None of that matters of course, as long as at some point they make great music.
And Can out of Germany certainly did that, although on paper the line-up for their extraordinary Tago Mago album of 1971 -- a highwater mark for not just Krautrock, but the genre of "post-rock" 35 years before anyone had a name for it -- made little sense at all.
In their ranks they had a free jazz drummer (Jaki Liebezeit), a Japanese busker who sang in some weird Jap-English language of his own invention (Damo Suzuki), a classical pianist and teacher who had studied under classical avant-gardists Stockhausen and Berio (Irmin Schmidt), one of his students (guitarist Michael Karoli) and bassist Holger Czukay who also studied Stockhausen.
Put that before a record company executive today -- or indeed at any time -- and you'd guess there would not only be no contract but also an interesting and fast walk back to the elevator in the company of security guards, if not nurses carrying wraparound white jackets.
But those were the musicians who assembled to record Tago Mago, an album of extraordinary atmospherics, rock textures and loping rhythms, spare melodic lines, careering keyboard, and guitar parts which head off into the psychedelic.
On paper or on-line, that also makes no sense.
Tago Mago did -- and does even today, 40 years after its release -- sound ahead of the game and in a cosmos of its own.
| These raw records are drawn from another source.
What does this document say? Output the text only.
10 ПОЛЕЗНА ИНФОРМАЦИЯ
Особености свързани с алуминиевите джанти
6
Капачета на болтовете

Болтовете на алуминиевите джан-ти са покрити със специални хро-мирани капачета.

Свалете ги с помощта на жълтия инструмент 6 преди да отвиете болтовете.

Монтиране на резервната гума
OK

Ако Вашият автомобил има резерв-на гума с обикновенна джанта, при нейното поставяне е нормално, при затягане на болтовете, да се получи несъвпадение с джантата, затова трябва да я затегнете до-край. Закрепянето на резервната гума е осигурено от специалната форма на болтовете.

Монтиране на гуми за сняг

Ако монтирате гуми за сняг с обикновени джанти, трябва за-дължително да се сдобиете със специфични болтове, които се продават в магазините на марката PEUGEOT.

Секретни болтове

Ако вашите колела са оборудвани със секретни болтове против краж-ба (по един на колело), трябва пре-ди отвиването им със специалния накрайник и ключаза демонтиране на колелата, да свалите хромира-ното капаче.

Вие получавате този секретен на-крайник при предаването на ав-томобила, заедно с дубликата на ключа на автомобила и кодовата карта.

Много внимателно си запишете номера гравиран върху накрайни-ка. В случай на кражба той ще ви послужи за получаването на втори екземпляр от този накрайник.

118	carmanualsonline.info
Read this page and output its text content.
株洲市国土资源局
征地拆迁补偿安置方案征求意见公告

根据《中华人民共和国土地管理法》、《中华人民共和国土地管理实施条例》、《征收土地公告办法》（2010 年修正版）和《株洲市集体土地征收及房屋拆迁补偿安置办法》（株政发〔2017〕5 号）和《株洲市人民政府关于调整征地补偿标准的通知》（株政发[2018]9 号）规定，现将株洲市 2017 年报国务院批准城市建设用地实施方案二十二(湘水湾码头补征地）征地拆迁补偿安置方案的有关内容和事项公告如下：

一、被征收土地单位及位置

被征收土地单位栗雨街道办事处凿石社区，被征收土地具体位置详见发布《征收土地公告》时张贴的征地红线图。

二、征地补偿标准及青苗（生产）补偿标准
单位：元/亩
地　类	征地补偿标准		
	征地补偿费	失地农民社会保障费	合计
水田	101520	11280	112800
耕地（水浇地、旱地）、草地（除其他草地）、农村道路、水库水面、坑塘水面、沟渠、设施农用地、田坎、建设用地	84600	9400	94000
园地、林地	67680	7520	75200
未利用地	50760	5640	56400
Its influence may not be readily apparent in current rock, but just as the Stones spawned Aerosmith and they spawned Guns'N Roses there is a clear trickle-down.
Although part of the broad church that was Krautrock, Can anticipated more recent post-rock (musicians using rock instruments for purposes other than "Are you feeling alrrrriiiiight, Cleveland?") and even a kind of jazz-fusion which leans more to the early Pink Floyd sonic tapestry.
Because Tago Mago is such an exceptional document it has long been an Essential Elsewhere album and so is considerd in depth here.
But we should acknowledge the 40th anniversary reissue which comes with excellent liner essays which include Duncan Fallowell's '72 article on Can in Melody Maker which became the liner notes for the UK release, Bobby Gillespie from Primal Scream (who confirms John Lydon/Rotten was a huge fan and Can were an influence on PIL, which also explains why PIL bassist Jah Wobble would record the Snake Charmer EP with Can's Czukay and Liebezeit in '83) and a '07 reflection on Tago Mago by Guardian/The Wire music journalist David Stubbs.
But of greater importance is the inclusion of a 48 minute live disc (recorded in '72) which includes 10 minute treatment of the influential Halleluwah and has a hypnotic 30 minute version of Spoon (which appeared as a three minute piece on the subsequent album Ege Bamyasi).
Over the past decade or so Can have been reissued, rediscovered, recently remastered and re-presented (notably the Can book/double CD and DVD set, and permutations of that). But the enjoyable learning curve starts with the exceptional and timeless Tago Mago.
A longtime Essential Elsewhere album.